So here's the thing about wedding disc jockeys: They're usually right. Much as the more discriminating members of the wedding party may loathe hearing ABBA's "Dancing Queen" or an Elvis mega-mix, wedding disc jockeys play these songs because they get the biggest response. So don't hound these DJs to play R. Kelly's "Ignition (Remix)" or that old Junior Senior jam you and your friends remember from college. Despite what you think, those songs will clear the floor, so suck it up, recognize that the the guy getting paid knows what people want to hear better than you do, and live with the fact that more people will dance to "Cotton Eyed Joe" than whatever you request.

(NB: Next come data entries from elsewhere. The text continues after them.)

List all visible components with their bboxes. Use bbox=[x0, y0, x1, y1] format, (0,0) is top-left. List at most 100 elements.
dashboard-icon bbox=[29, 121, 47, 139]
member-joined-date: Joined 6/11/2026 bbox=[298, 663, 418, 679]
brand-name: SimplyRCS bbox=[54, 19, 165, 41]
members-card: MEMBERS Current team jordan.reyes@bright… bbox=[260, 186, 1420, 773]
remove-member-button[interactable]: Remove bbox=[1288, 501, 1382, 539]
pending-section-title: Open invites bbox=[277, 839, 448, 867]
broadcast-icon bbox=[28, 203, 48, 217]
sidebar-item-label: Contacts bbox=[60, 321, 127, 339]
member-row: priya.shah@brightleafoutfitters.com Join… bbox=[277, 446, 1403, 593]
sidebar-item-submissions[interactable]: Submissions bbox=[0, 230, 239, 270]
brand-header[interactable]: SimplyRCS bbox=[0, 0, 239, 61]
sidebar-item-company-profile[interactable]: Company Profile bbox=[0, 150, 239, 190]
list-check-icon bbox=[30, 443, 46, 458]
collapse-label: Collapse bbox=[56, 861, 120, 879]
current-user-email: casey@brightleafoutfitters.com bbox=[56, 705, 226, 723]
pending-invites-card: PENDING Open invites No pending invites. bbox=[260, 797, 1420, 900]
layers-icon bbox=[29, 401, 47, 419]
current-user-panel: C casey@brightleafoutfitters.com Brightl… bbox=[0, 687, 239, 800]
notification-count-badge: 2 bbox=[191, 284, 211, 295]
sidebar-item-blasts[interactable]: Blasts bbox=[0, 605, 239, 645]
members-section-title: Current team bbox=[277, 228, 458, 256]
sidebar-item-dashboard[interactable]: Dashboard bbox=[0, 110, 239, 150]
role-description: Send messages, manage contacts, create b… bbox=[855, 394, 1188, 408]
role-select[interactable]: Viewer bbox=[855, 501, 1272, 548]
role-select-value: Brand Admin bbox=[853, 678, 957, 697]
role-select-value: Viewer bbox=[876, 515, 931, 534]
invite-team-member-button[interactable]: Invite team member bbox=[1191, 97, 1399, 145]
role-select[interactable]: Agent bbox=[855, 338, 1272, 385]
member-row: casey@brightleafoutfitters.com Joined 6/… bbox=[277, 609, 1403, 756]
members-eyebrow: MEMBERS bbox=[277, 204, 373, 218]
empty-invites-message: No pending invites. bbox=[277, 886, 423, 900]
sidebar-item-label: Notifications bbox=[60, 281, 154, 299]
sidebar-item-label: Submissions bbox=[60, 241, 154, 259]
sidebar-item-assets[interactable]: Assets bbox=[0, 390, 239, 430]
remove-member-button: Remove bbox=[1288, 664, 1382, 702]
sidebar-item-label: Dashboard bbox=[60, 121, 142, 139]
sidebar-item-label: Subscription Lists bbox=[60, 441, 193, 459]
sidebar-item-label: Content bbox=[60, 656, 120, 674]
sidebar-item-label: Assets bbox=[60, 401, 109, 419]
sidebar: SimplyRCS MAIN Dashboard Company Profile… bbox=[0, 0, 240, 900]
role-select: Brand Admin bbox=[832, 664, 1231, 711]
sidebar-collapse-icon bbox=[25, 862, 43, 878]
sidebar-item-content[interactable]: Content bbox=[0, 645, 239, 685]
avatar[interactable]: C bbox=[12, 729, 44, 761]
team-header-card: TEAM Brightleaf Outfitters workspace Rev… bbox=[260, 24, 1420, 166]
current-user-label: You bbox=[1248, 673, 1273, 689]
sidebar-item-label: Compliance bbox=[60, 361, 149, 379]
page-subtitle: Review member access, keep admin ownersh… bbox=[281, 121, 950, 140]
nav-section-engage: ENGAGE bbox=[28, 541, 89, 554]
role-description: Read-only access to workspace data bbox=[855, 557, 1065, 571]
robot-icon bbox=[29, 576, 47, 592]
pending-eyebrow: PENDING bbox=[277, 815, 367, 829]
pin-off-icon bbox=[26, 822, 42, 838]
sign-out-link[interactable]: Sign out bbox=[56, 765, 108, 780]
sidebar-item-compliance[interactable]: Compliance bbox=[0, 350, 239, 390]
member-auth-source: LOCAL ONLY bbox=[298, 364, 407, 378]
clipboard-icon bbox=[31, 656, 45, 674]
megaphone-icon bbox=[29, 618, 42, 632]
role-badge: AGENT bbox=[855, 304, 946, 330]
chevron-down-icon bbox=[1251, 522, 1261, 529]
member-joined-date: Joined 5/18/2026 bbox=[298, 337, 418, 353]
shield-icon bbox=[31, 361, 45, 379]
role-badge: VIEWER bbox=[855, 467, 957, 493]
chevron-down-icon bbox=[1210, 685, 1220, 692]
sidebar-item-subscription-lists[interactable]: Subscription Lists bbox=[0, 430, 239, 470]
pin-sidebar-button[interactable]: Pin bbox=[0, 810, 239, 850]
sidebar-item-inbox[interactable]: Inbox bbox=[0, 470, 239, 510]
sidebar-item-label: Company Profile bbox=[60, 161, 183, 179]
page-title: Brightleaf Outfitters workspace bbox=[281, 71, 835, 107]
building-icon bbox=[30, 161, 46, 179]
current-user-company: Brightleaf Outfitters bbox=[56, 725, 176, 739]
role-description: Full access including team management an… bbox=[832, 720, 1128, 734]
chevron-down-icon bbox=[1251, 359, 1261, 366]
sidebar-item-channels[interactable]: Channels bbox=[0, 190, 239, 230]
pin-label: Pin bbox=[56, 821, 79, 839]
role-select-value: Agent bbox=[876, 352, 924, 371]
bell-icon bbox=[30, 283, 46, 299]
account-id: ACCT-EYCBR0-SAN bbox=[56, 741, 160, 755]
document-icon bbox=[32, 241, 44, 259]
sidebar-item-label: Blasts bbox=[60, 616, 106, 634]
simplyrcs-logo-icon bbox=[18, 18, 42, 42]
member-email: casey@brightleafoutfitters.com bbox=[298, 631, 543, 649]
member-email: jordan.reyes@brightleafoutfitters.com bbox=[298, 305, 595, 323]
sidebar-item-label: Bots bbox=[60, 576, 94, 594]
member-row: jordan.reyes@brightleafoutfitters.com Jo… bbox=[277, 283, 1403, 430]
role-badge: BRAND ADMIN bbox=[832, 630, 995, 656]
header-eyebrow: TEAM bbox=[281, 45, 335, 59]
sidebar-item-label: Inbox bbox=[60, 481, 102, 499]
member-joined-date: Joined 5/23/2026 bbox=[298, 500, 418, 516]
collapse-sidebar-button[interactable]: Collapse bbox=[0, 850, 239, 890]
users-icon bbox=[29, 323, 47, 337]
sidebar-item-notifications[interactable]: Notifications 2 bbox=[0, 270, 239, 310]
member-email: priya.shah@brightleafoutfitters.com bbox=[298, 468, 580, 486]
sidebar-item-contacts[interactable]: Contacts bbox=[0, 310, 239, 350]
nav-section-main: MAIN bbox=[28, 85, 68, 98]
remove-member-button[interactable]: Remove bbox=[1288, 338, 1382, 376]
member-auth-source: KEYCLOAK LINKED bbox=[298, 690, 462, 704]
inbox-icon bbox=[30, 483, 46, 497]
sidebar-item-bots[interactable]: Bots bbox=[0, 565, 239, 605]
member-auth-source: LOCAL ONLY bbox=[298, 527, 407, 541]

Here's where I'm going with all this: Summerfest is the wedding disc jockey of Milwaukee. There's nothing glamorous about what they do but that doesn't mean they don't know what they're doing. There's a reason why they book Foghat and Theory of a Deadman and not the indie-rock bands so many of us would prefer.
Last night's humbling Dead Confederate concert was proof of that. The concert was like having a wedding disc jockey finally honor your request, then watching in horror as the entire wedding party stops dancing and returns to their seats.
The Athens, Ga., band played an overlong and sometimes painful 90-minute set to a sparse crowd. That's not to say they didn't sound excellent—often they did, savoring beautiful build ups only to tear them down with nihilistic guitars. But with their languishing, misery-laden, Neil Young-by-way-of-Kurt-Cobain rock, Dead Confederate was an awful fit for Milwaukee's smiley summertime festival. And that they played during happy hour was something of a cruel joke.
Later last night I caught the tail end of a set from Chicago's Hey Champ, a standard-issue, bump-and-grind electro-pop band that nonetheless had an overflowing crowd at the Harley-Davidson Roadhouse eating out of their hands. Their bouyant singer, who spent much of his time on stage jumping up and down cheerfully, couldn't have been more different than Dead Confederate's stationary, introverted frontman Hardy Morris, who spent his set staring downward, his entire face hidden behind a curtain of hair. While the crowd went wild for Hey Champ, there was barely any crowd for Dead Confederate to go wild, even if they had been so inclined.
|
So why doesn't Summerfest book better bands? This is why.